In an unpreceden­ted act of coordinati­on, at least 24 countries have echoed Britain’s action in response to the March 4 attack on former Russian double agent Sergei Skripal and his daughter in the English city of Salisbury.

London and its allies have blamed Moscow, citing the use of a Soviet-designed nerve agent Novichok, Russia’s record of targeting dissidents and its history of aggression in recent years, from Crimea to cyber-attacks.

British Foreign Secretary Boris Johnson said the mass expulsions were “a blow from which Russian intelligen­ce will need many years to recover.”

It “could become a turning point,” he wrote in The Times newspaper, adding: “The Western alliance took decisive action and Britain’s partners came together against the Kremlin’s reckless ambitions.”

Skripal, a Russian military intelligen­ce officer imprisoned by Moscow for passing on informatio­n about Russian agents in various European countries, came to Britain in a 2010 spy swap.

Moscow has denied any involvemen­t in his attempted murder, instead pointing the finger at London. It responded to Britain’s expulsions with its own, and the closure of the British Council cultural organizati­on — and yesterday promised it would hit back against the coordinate­d moves.

“We’ll respond, have no doubt! No one wants to put up with such loutish behavior and we won’t,” Russian Foreign Minister Sergei Lavrov said on the sidelines of a conference in Uzbekistan.

Lavrov said the coordinate­d response was the result of “colossal pressure, colossal blackmail” from the US.

Washington led the way in responding, ordering out 60 Russians in a new blow to USRussia ties less than a week after President Donald Trump congratula­ted his Russian counterpar­t Vladimir Putin on his re-election.

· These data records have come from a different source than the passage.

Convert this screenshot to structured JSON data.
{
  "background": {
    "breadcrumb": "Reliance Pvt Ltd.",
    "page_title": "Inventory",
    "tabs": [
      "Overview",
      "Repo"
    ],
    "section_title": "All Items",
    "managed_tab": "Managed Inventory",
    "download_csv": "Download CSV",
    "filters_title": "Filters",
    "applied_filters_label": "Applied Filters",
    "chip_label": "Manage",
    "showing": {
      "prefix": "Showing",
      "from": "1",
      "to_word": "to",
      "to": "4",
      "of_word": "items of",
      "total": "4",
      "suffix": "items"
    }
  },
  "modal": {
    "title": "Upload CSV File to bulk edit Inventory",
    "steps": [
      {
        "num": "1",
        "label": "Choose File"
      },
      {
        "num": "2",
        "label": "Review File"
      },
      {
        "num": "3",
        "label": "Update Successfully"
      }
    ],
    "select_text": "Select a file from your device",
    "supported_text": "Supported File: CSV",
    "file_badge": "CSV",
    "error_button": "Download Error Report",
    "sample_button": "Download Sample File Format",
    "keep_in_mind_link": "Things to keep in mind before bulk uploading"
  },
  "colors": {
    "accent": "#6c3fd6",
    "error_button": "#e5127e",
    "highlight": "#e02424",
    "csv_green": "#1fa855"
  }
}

Australia, Canada, Ukraine and 17 European Union states followed with smaller-scale expulsions, which have revived fears of a return to the Cold War.

“Relations between Russia and the West are entering a period of full Cold War,” foreign policy analyst Fyodor Lukyanov wrote in the Vedomosti daily.

The Izvestia daily dismissed the expulsions as a “russophobi­c flashmob.”

But Western officials made it clear in announcing the expulsions that they share Britain’s assessment that only the Kremlin could have been responsibl­e.

The Skripals remain in a critical state in hospital, and Prime Minister Theresa May said on Monday that “they may never fully recover.”